Lo más lindo en Guillermo del Toro es su carismática visión del manipulado género fantástico. Probablemente porque él, afortunadamente, comenzó a hacer películas asociadas a esto antes de la salida de The Lord of the Rings, y aparentemente, nunca ha estado interesado en hacer historias clásicas o empaquetadas del género. Lo suyo va, en mi opinión, por una visión moderna de lo fantástico. Lo fantástico desde la ciudad, desde la suciedad consumista, desde el balaceo y la talla típicamente gringa. Pero aún así, también lo fantástico nostálgico, si bien al mismo tiempo macabro, ambivalente y ambiguo. Así como el fauno en El Laberinto del Fauno, personaje turbio de ética dudosa; calculadamente dudosa: es la impronta de lo desconocido. Lo mismo sucede en Hellboy II con el personaje del elfo, el antagonista de turno. De hecho sólo el cuestionar la bondad casi dormitiva de los elfos y colocarlo como el protagónico perverso de turno merece mi más sincero respeto. Y en ese sentido Hellboy II vendría a ser a las películas fantásticas lo que Iron Man (Jon Favreau, 2008) es a las películas de superhéroes.

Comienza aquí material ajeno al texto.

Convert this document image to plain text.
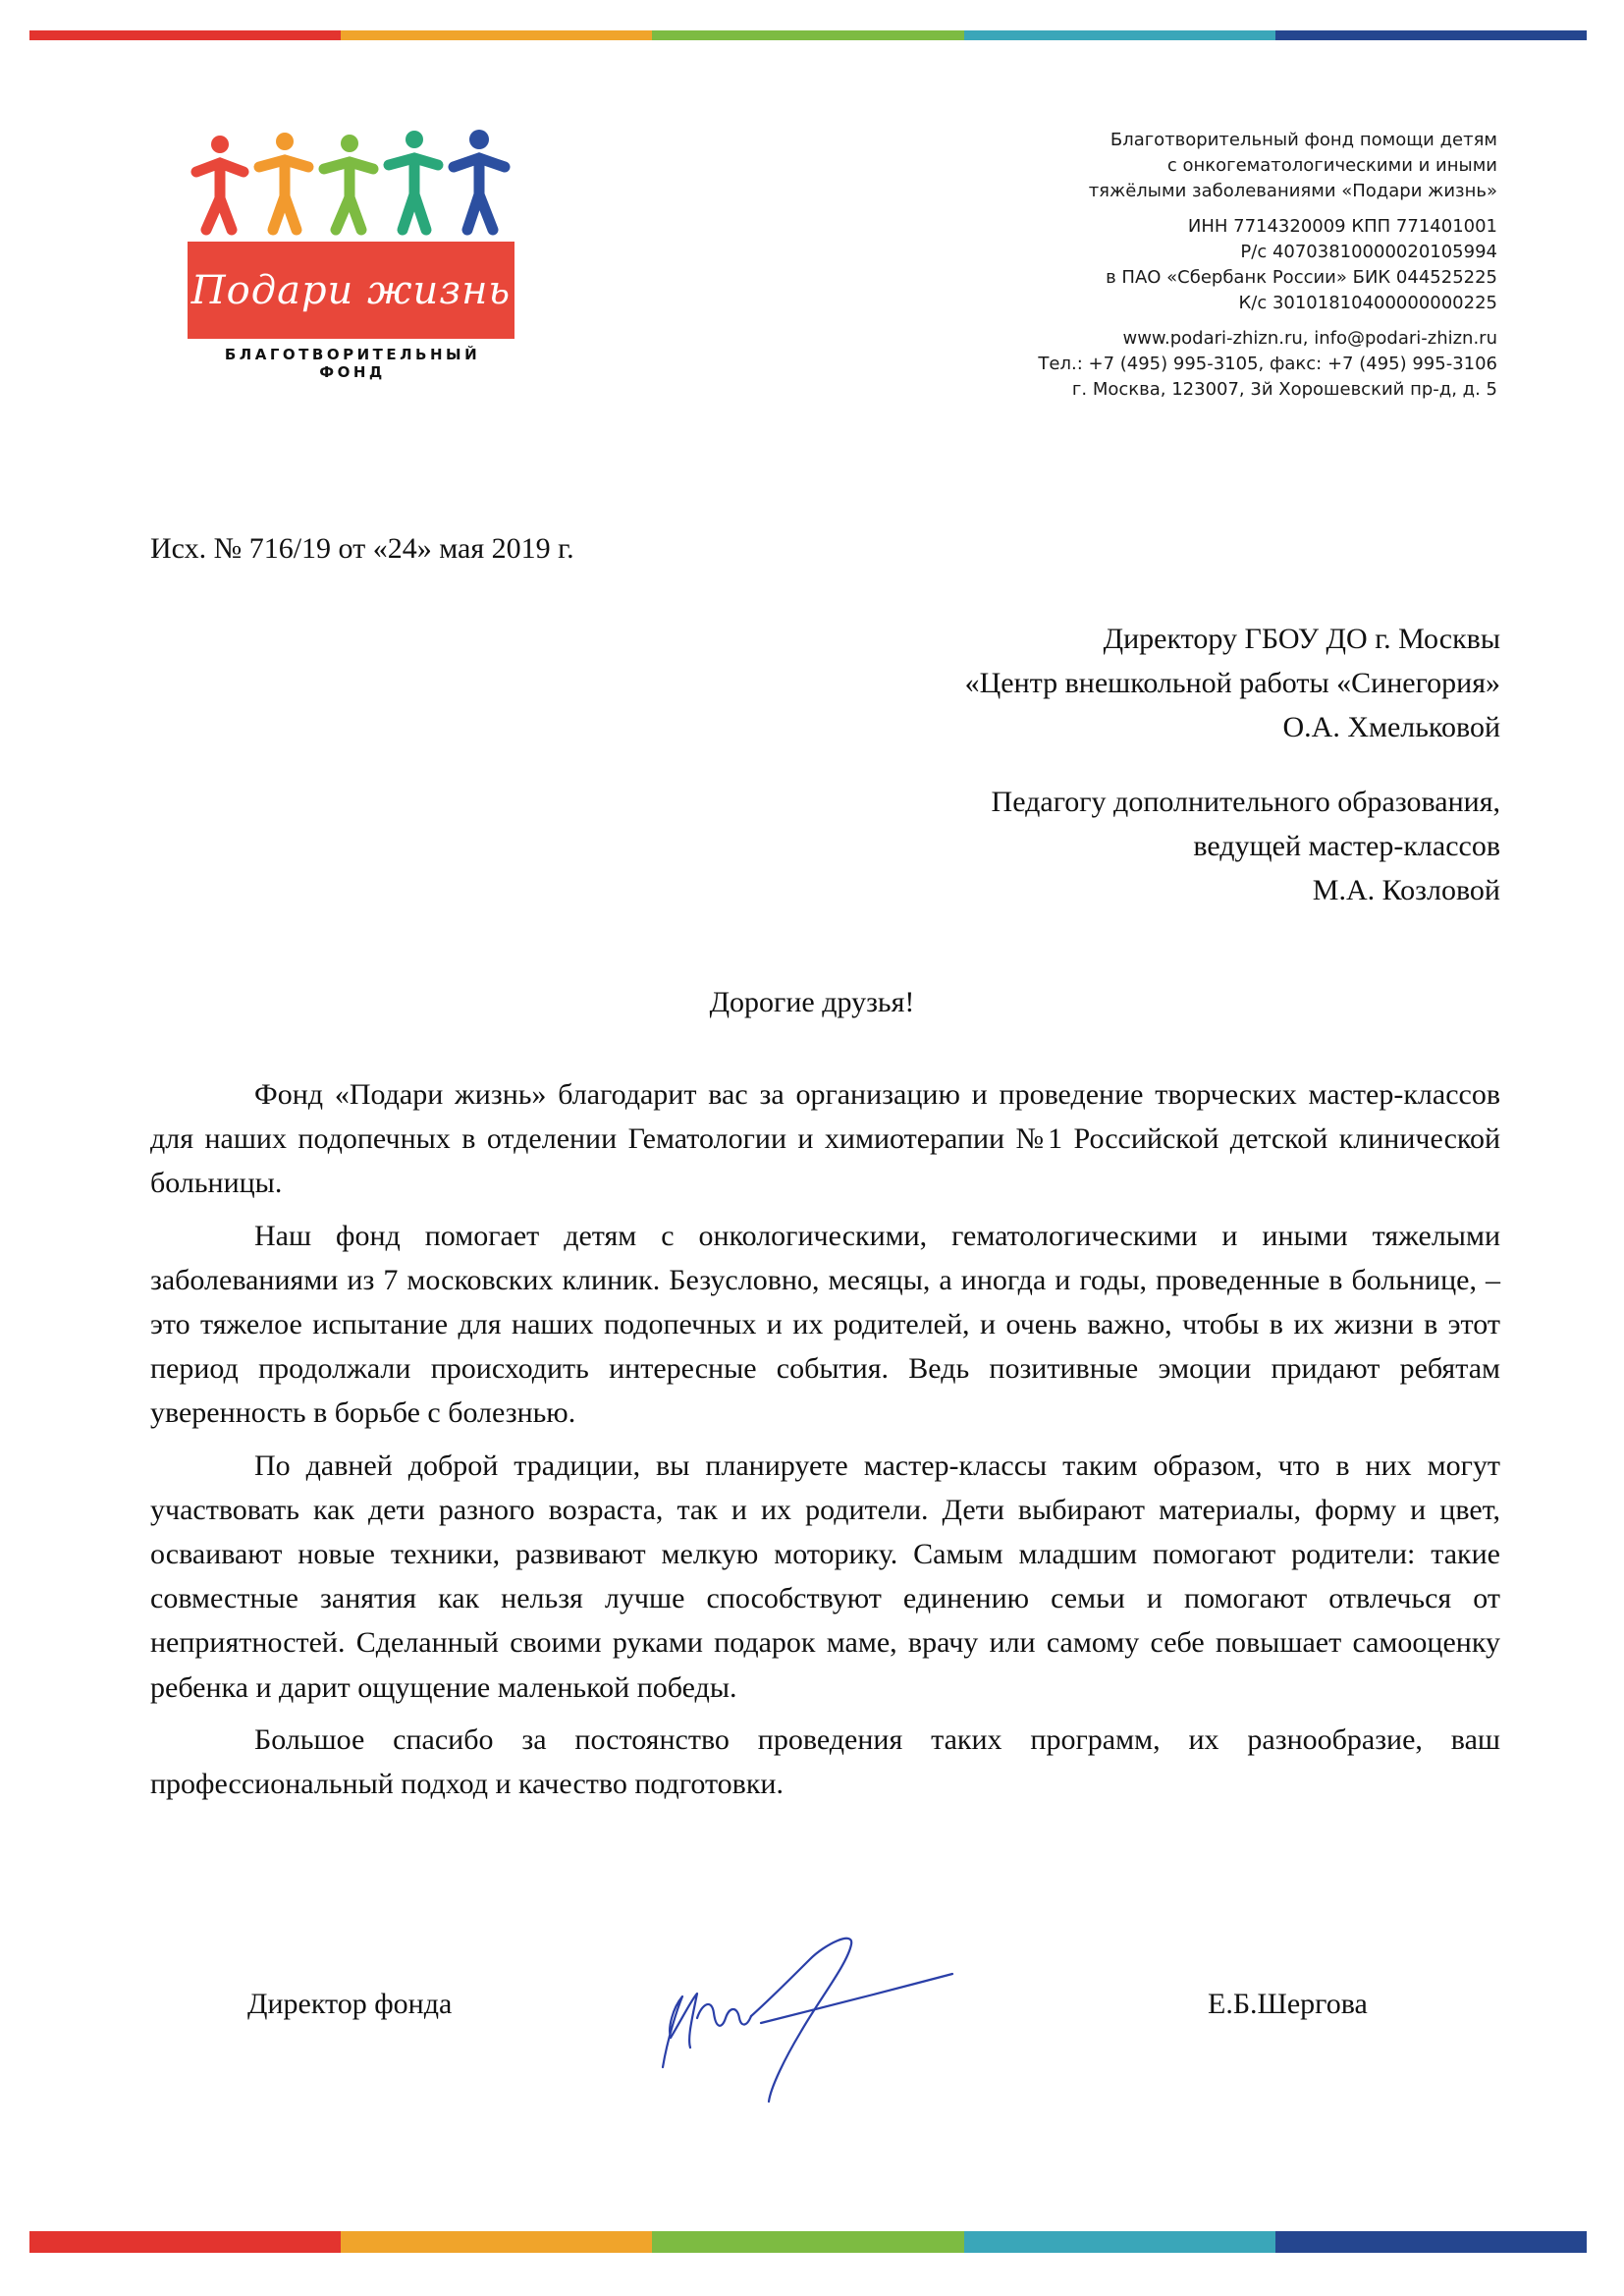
Подари жизнь
БЛАГОТВОРИТЕЛЬНЫЙ ФОНД
Благотворительный фонд помощи детям
с онкогематологическими и иными
тяжёлыми заболеваниями «Подари жизнь»
ИНН 7714320009 КПП 771401001
Р/с 40703810000020105994
в ПАО «Сбербанк России» БИК 044525225
К/с 30101810400000000225
www.podari-zhizn.ru, info@podari-zhizn.ru
Тел.: +7 (495) 995-3105, факс: +7 (495) 995-3106
г. Москва, 123007, 3й Хорошевский пр-д, д. 5
Исх. № 716/19 от «24» мая 2019 г.
Директору ГБОУ ДО г. Москвы
«Центр внешкольной работы «Синегория»
О.А. Хмельковой
Педагогу дополнительного образования,
ведущей мастер-классов
М.А. Козловой
Дорогие друзья!

Фонд «Подари жизнь» благодарит вас за организацию и проведение творческих мастер-классов для наших подопечных в отделении Гематологии и химиотерапии №1 Российской детской клинической больницы.

Наш фонд помогает детям с онкологическими, гематологическими и иными тяжелыми заболеваниями из 7 московских клиник. Безусловно, месяцы, а иногда и годы, проведенные в больнице, – это тяжелое испытание для наших подопечных и их родителей, и очень важно, чтобы в их жизни в этот период продолжали происходить интересные события. Ведь позитивные эмоции придают ребятам уверенность в борьбе с болезнью.

По давней доброй традиции, вы планируете мастер-классы таким образом, что в них могут участвовать как дети разного возраста, так и их родители. Дети выбирают материалы, форму и цвет, осваивают новые техники, развивают мелкую моторику. Самым младшим помогают родители: такие совместные занятия как нельзя лучше способствуют единению семьи и помогают отвлечься от неприятностей. Сделанный своими руками подарок маме, врачу или самому себе повышает самооценку ребенка и дарит ощущение маленькой победы.

Большое спасибо за постоянство проведения таких программ, их разнообразие, ваш профессиональный подход и качество подготовки.

Директор фонда	Е.Б.Шергова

Cuando vi Iron Man salí con fe nuevamente en que desde los géneros todavía podía hacerse cosas nuevas (sin necesariamente destruirlos o traicionarlos). Salí pensando que era posible, dentro de todo, dotar de personalidad lo que venía por defecto y fábrica establecido. En ese caso fue Robert Downey Jr. quien otorgó la impronta: modeló un superhéroe narciso, fluido, genio pero antisocial, y por sobre todo, hedonista, sin que por eso deje de ser un héroe. Acá es la marca de Guillermo del Toro. Porque si bien Hellboy puede ser considerado ya una franquicia (y del género de superhéroes también), The Golden Army avanza un poquito más allá, o genera la suficiente ambigüedad como para dejar abierta la posibilidad de que se trate de algo más. En este caso, por lo bajo, de la obviedad de las historias, el elemento común quizás más pobre del cine masivo yanqui. No es que esté diciendo que la historia en sí sea una reinvención completa, porque no lo es; de hecho también es previsible y probablemente el director no tiene problemas en que lo sea (ni nosotros). Se trata de otras cosas.

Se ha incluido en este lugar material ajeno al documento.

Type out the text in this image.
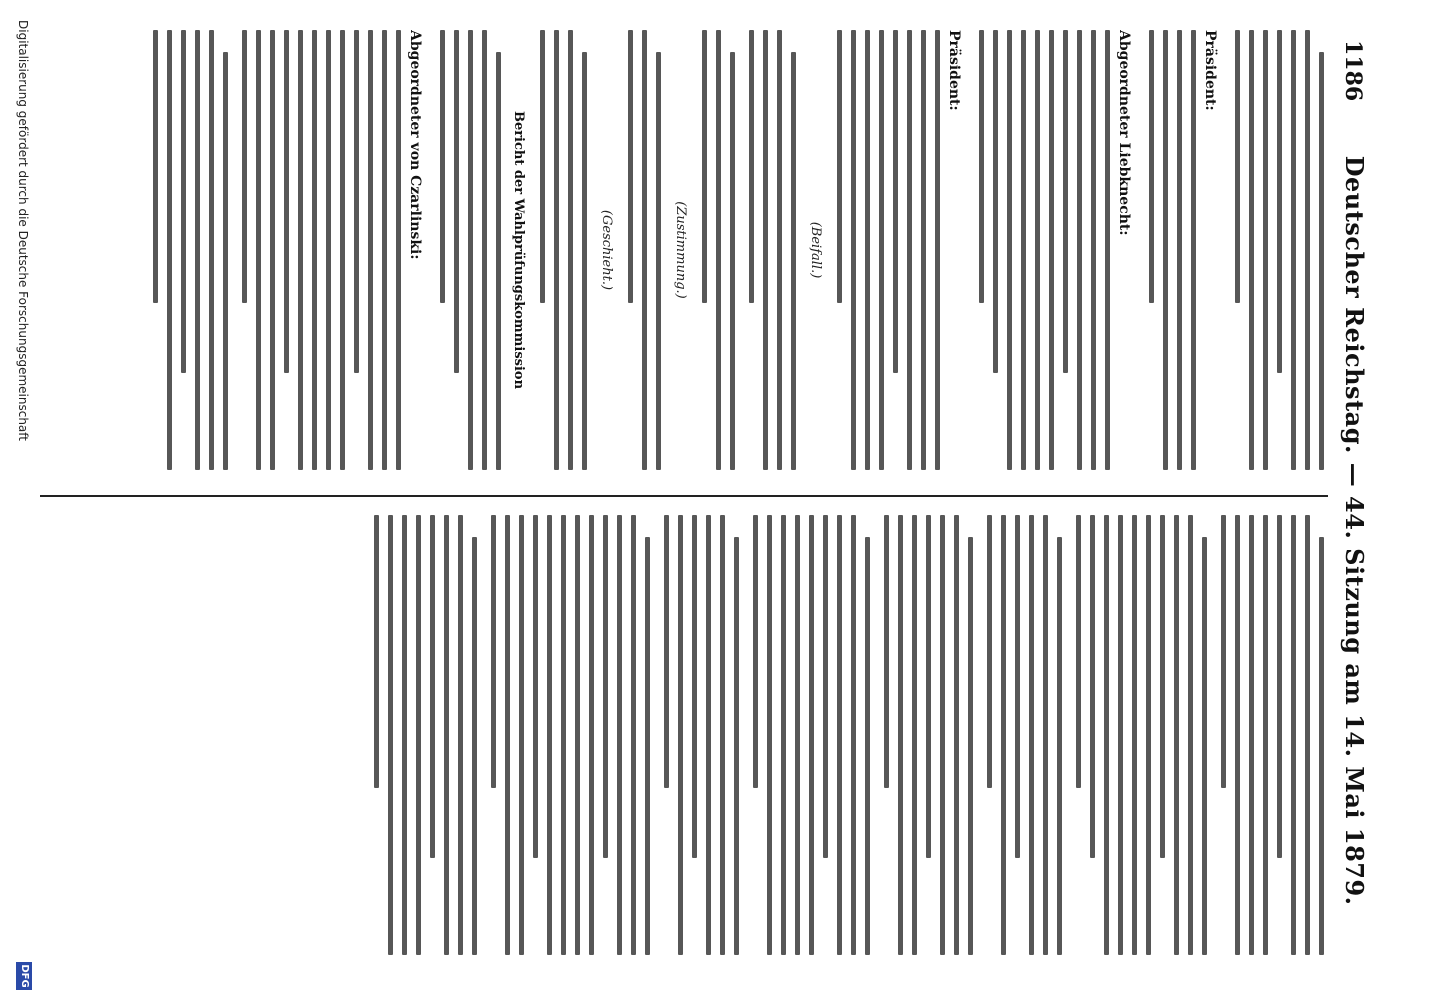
1186
Deutscher Reichstag. — 44. Sitzung am 14. Mai 1879.
Präsident:
Abgeordneter Liebknecht:
Präsident:
(Beifall.)
(Zustimmung.)
(Geschieht.)
Bericht der Wahlprüfungskommission
Abgeordneter von Czarlinski:
Digitalisierung gefördert durch die Deutsche Forschungsgemeinschaft
DFG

Son los pequeños detalles. Por ejemplo, la duración de las escenas de acción (que son, para una película de estas características, pocas). Estas no duran demasiado y en general se evitan las explosiones, las bandas sonoras recalcitrantes. Pequeños elementos, como dejos de una visión más profunda en los personajes, que van en la línea de un agotamiento del tradicionalismo, de lo evidente. Esto se materializa en la rebelión contra lo estamentado, algo típico en la personalidad de Hellboy, si bien también un valor muy unificado en nuestros tiempos. Pero acá de verdad se hace; lo hace Guillermo del Toro cuando aparece en una escena un dios del bosque que a mí me hizo pensar ipso facto en Mononoke Hime, esa obra maestra de Miyazaki (creo que es una alusión directa, ¿lo recuerdan? El bicho gigante, al que le tenían que cortar la cabeza). Este dios es congregado por el elfo para matar a Hellboy, y aparece en New York cual Godzilla, cual Tiranosaurio Rex, creciendo y botando autos y esas cosas. Luego de un rato se hace presente el pensamiento de que la cosa gigante es en verdad el espíritu del bosque. Es un dios, nadie dijo que fuera bueno, ¿pero necesariamente es malo?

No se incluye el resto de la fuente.